The concept of emodiversity—experiencing a wide and rich range of emotions—was introduced in 2014 by positive psychology researcher Jordi Quoidbach, Ph.D., an associate professor of organizational behavior at ESADE Business School in Barcelona, Spain. He and his colleagues surveyed more than 37,000 people and found that high levels of emodiversity predicted better mental and physical health.
Follow-up research has confirmed his findings. Anthony Ong, Ph.D., a professor of human development at Cornell University and professor of gerontology in medicine at Weill Cornell Medical College, found that people who experienced diversity in their emotions had reduced inflammation levels compared to those didn’t, independent of age, body mass index and medical conditions.
Related: How Emotionally Intelligent Are You?
So how can you experience a wider range of emotions?
Name that emotion.
“The simple, daily practice of labeling and categorizing emotions in discrete terms may facilitate the experience [of emodiversity],” Ong says.

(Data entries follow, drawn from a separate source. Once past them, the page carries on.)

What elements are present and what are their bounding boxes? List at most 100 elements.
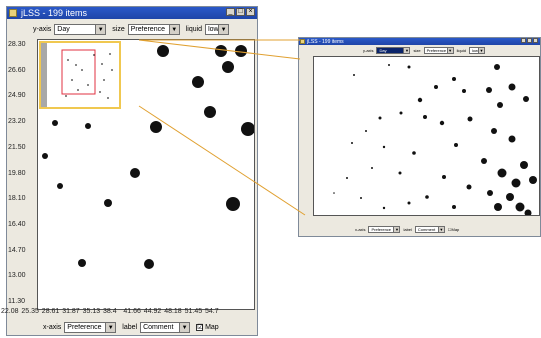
minimap-point: [109, 53, 111, 55]
zoom-x-axis-select[interactable]: Preference ▼: [368, 226, 401, 233]
zoom-data-point[interactable]: [398, 171, 402, 175]
zoom-data-point[interactable]: [452, 205, 456, 209]
zoom-data-point[interactable]: [515, 202, 525, 212]
zoom-scatter-plot[interactable]: [313, 56, 540, 216]
zoom-data-point[interactable]: [481, 158, 487, 164]
data-point[interactable]: [144, 259, 154, 269]
zoom-data-point[interactable]: [524, 209, 532, 216]
y-tick-label: 18.10: [8, 195, 26, 203]
main-scatter-plot[interactable]: [37, 39, 255, 310]
zoom-data-point[interactable]: [442, 175, 446, 179]
zoom-data-point[interactable]: [467, 116, 473, 122]
data-point[interactable]: [57, 183, 63, 189]
x-tick-label: 44.92: [143, 308, 162, 315]
zoom-data-point[interactable]: [439, 120, 445, 126]
zoom-data-point[interactable]: [497, 102, 503, 108]
data-point[interactable]: [235, 45, 247, 57]
zoom-data-point[interactable]: [353, 74, 355, 76]
zoom-data-point[interactable]: [371, 167, 373, 169]
maximize-button[interactable]: □: [236, 8, 245, 16]
zoom-data-point[interactable]: [378, 116, 382, 120]
minimap-point: [77, 89, 79, 91]
zoom-data-point[interactable]: [466, 184, 472, 190]
zoom-data-point[interactable]: [417, 97, 423, 103]
x-axis-select[interactable]: Preference ▼: [64, 322, 117, 333]
zoom-data-point[interactable]: [346, 177, 348, 179]
minimap-point: [87, 84, 89, 86]
zoom-data-point[interactable]: [360, 197, 362, 199]
data-point[interactable]: [204, 106, 216, 118]
zoom-label-select[interactable]: Comment ▼: [414, 226, 445, 233]
size-select[interactable]: Preference ▼: [127, 24, 180, 35]
zoom-size-select[interactable]: Preference ▼: [423, 47, 454, 54]
data-point[interactable]: [150, 121, 162, 133]
zoom-map-checkbox[interactable]: ☐: [447, 227, 452, 232]
zoom-data-point[interactable]: [454, 143, 458, 147]
zoom-data-point[interactable]: [491, 128, 497, 134]
zoom-data-point[interactable]: [462, 89, 466, 93]
data-point[interactable]: [215, 45, 227, 57]
data-point[interactable]: [241, 122, 254, 136]
zoom-y-axis-label: y-axis: [363, 48, 374, 53]
close-button[interactable]: ×: [246, 8, 255, 16]
zoom-data-point[interactable]: [529, 176, 537, 184]
map-checkbox[interactable]: ☑: [196, 324, 204, 331]
zoom-data-point[interactable]: [497, 168, 507, 178]
data-point[interactable]: [130, 168, 140, 178]
chevron-down-icon: ▼: [477, 48, 484, 53]
data-point[interactable]: [52, 120, 58, 126]
window-controls: _ □ ×: [226, 8, 255, 16]
minimize-button[interactable]: _: [226, 8, 235, 16]
zoom-data-point[interactable]: [452, 77, 456, 81]
zoom-data-point[interactable]: [523, 96, 529, 102]
zoom-data-point[interactable]: [511, 178, 521, 188]
zoom-data-point[interactable]: [434, 85, 438, 89]
label-select[interactable]: Comment ▼: [140, 322, 191, 333]
data-point[interactable]: [226, 197, 240, 211]
data-point[interactable]: [42, 153, 48, 159]
data-point[interactable]: [104, 199, 112, 207]
data-point[interactable]: [157, 45, 169, 57]
zoom-data-point[interactable]: [407, 65, 411, 69]
zoom-data-point[interactable]: [520, 161, 528, 169]
zoom-liquid-select[interactable]: low ▼: [468, 47, 485, 54]
close-button[interactable]: [533, 38, 538, 43]
zoom-data-point[interactable]: [382, 145, 386, 149]
data-point[interactable]: [192, 76, 204, 88]
zoom-data-point[interactable]: [399, 111, 403, 115]
map-checkbox-label: Map: [205, 324, 219, 331]
minimize-button[interactable]: [521, 38, 526, 43]
data-point[interactable]: [222, 61, 234, 73]
data-point[interactable]: [78, 259, 86, 267]
size-label: size: [112, 26, 125, 33]
zoom-y-axis-select[interactable]: Day ▼: [376, 47, 411, 54]
chevron-down-icon: ▼: [403, 48, 410, 53]
chevron-down-icon: ▼: [168, 25, 179, 34]
liquid-select[interactable]: low ▼: [205, 24, 230, 35]
zoom-titlebar[interactable]: jLSS - 199 items: [299, 38, 540, 45]
zoom-data-point[interactable]: [486, 87, 492, 93]
zoom-data-point[interactable]: [351, 142, 353, 144]
minimap-viewport[interactable]: [61, 49, 96, 95]
zoom-data-point[interactable]: [412, 151, 416, 155]
zoom-data-point[interactable]: [487, 190, 493, 196]
zoom-data-point[interactable]: [365, 130, 367, 132]
zoom-data-point[interactable]: [508, 83, 516, 91]
zoom-data-point[interactable]: [425, 195, 429, 199]
zoom-data-point[interactable]: [423, 115, 427, 119]
data-point[interactable]: [85, 123, 91, 129]
y-axis-select[interactable]: Day ▼: [54, 24, 107, 35]
zoom-data-point[interactable]: [506, 193, 514, 201]
zoom-data-point[interactable]: [494, 64, 500, 70]
main-titlebar[interactable]: jLSS - 199 items _ □ ×: [7, 7, 257, 19]
zoom-data-point[interactable]: [407, 201, 411, 205]
zoom-data-point[interactable]: [382, 206, 386, 210]
maximize-button[interactable]: [527, 38, 532, 43]
y-tick-label: 13.00: [8, 272, 26, 280]
zoom-data-point[interactable]: [494, 203, 502, 211]
zoom-data-point[interactable]: [388, 64, 390, 66]
minimap-scrollbar[interactable]: [41, 43, 47, 107]
minimap[interactable]: [39, 41, 121, 109]
zoom-data-point[interactable]: [508, 135, 516, 143]
zoom-data-point[interactable]: [333, 192, 335, 194]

Instead of saying, “I feel lousy,” on a bad day, try to distinguish exactly what you’re feeling. Guilt? Embarrassment? Fatigue? Go beyond good and bad, happy and sad. The next time you finish a big project or receive a compliment on your work, take note of your emotional state.

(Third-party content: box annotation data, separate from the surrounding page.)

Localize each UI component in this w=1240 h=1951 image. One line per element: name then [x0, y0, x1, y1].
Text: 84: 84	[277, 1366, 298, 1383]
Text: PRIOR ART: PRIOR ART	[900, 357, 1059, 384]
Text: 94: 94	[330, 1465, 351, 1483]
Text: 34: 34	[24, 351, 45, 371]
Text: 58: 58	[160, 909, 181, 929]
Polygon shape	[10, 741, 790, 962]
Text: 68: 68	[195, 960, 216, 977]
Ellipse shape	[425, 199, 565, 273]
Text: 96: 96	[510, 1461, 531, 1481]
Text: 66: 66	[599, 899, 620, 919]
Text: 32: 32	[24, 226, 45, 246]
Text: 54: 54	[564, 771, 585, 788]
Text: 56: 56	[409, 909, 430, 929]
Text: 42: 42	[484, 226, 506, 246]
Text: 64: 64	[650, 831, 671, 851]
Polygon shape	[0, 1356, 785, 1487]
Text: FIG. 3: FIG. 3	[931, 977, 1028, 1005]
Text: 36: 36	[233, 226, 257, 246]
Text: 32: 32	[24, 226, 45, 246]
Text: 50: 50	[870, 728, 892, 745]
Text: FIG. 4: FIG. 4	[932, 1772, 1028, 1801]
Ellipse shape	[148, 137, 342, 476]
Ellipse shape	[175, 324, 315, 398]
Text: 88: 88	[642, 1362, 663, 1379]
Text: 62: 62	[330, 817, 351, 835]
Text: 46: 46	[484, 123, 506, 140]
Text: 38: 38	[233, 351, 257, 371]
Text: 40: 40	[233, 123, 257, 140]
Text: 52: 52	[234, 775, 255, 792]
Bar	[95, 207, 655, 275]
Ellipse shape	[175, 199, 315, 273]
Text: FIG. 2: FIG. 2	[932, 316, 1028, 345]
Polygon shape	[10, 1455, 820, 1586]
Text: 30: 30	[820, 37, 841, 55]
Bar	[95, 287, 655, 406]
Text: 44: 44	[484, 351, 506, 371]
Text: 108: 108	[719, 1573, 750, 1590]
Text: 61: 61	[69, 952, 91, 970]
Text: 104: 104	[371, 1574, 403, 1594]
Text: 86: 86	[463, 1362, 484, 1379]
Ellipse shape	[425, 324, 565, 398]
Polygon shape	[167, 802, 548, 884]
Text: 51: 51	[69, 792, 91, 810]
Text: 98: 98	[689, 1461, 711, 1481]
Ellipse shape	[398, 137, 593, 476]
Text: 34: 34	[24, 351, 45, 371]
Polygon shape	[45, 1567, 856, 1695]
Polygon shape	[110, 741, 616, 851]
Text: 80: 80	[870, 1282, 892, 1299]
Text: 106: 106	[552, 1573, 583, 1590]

If you saw the Disney Pixar movie with your child or grandchild, or just by yourself (no judgment), you learned the important lesson that you can’t get rid of one emotion without numbing yourself to them all. “Many of us avoid emotions [like shame and guilt] without realizing the consequences of having a small emotional range,” says Anna Kress, Psy.D., a psychologist in Princeton, New Jersey. “But all emotions help us respond to our environment in an adaptive way. For example, anxiety can keep us out of danger, anger can help us establish boundaries, and sadness allows us to slow down and process a loss or seek support.” Your emotional life is a complex system of checks and balances; avoid or ignore one aspect of it, and the whole thing can fall apart.
Accept opposing emotions.
You’re in a museum, awed by an epic painting. You feel inspired, but you’re also really annoyed at the crowds. Guess what? We’re human and capable of more than one emotion—awe and agitation, in this case—at the same time. Amazing! If you can recognize both of them, you’ll have an easier time not letting the crowds bother you.